The Null Device

Con-Dem nation

Britain has a new government: it's a coalition between the Tories (cue spitting) and the Lib Dems. The latter had been in talks with Labour about forming a coalition (along with a number of smaller parties, such as the Greens, Plaid Cymru and possibly the Scottish National Party), but the deal apparently was scuppered by elements of the Labour Party deciding to veto it (presulably calculating that, during the upcoming years of austerity, they'd be better served being in opposition, and by encouraging a myth of the Lib Dems' perfidious betrayal of the progressive cause, they'd claim the left-wing vote for themselves come next election). Anyway, the Lib Dems get a few cabinet seats, and a referendum on replacing the grotesquely unfair first-past-the-post voting system with the somewhat less unfair alternative vote system, as used in Australia. (Proportional Representation is out of the question in the lower house, though there is talk about a fully elected House of Lords, so we may possibly get proportional representation there; again, like in Australia.)

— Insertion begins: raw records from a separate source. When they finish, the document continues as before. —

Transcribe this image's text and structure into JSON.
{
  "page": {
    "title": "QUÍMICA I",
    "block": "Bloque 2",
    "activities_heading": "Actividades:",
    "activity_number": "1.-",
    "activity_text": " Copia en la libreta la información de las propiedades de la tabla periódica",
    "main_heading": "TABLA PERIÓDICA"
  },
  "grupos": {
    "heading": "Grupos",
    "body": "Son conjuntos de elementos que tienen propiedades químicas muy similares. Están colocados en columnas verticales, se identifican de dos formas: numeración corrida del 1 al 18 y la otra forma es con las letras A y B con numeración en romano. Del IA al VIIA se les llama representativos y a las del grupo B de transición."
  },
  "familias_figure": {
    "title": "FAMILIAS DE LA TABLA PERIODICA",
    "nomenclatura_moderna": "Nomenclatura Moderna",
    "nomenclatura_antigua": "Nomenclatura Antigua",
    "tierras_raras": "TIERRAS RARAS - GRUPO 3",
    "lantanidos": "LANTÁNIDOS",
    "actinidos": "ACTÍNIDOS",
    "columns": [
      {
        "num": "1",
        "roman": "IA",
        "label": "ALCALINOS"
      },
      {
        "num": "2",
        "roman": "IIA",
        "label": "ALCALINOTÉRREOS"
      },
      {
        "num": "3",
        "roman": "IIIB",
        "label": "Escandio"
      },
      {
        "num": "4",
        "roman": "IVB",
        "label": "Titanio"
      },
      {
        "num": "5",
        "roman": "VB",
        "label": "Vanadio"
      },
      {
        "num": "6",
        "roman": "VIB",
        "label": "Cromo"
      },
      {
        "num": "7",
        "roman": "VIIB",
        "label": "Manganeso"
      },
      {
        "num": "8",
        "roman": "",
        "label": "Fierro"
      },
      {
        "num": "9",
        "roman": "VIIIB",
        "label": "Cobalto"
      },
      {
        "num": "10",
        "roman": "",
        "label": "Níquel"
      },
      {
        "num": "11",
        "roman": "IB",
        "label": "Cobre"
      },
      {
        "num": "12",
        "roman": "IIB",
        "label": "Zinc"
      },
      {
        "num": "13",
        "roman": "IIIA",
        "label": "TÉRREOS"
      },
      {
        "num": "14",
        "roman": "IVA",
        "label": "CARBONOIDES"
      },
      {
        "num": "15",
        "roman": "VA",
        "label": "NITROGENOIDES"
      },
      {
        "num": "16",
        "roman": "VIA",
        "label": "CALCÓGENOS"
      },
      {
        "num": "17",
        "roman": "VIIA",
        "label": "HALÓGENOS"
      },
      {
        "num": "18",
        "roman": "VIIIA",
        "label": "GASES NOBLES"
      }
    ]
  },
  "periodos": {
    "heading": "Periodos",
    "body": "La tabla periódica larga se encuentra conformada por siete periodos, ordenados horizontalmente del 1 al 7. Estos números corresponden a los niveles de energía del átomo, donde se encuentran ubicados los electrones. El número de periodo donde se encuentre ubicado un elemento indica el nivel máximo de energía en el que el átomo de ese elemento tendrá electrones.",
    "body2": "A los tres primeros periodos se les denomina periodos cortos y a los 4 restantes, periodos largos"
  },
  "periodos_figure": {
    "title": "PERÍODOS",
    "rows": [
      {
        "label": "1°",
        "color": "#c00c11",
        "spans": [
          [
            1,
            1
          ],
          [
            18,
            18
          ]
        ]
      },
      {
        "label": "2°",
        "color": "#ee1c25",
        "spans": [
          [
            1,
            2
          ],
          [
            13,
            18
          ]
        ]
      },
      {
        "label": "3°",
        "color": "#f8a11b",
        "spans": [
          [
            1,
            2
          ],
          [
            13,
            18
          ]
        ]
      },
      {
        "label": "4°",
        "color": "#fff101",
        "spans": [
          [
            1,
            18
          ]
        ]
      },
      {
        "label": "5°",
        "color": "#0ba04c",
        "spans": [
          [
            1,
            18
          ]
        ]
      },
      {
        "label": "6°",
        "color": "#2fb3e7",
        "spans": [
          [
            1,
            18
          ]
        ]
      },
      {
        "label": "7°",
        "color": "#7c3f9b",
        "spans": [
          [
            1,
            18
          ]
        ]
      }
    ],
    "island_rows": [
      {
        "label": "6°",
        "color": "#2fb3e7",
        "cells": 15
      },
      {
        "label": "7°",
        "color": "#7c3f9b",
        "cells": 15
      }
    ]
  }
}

Interestingly enough, Charlie Stross (who really dislikes the Tories) is oddly sanguine about the coalition:

All in all ...We've got a government that, for the first time since the 1930s, more than 50% of the voters voted for. There are a lot of positive policies here, on civil liberties and constitutional reform. There are some stinkers, but fewer than I expected. There is also a systemic weakness, insofar as the extreme fringe of either of the coalition parties have the ability to take down the government. So we're probably going to see lots of compromises. In particular, I'm hoping the Liberal Democrats act as an effective brake on the Conservatives (who I fear are capable of behaving much like Stephen Harper's Canadian tories if governing on their own).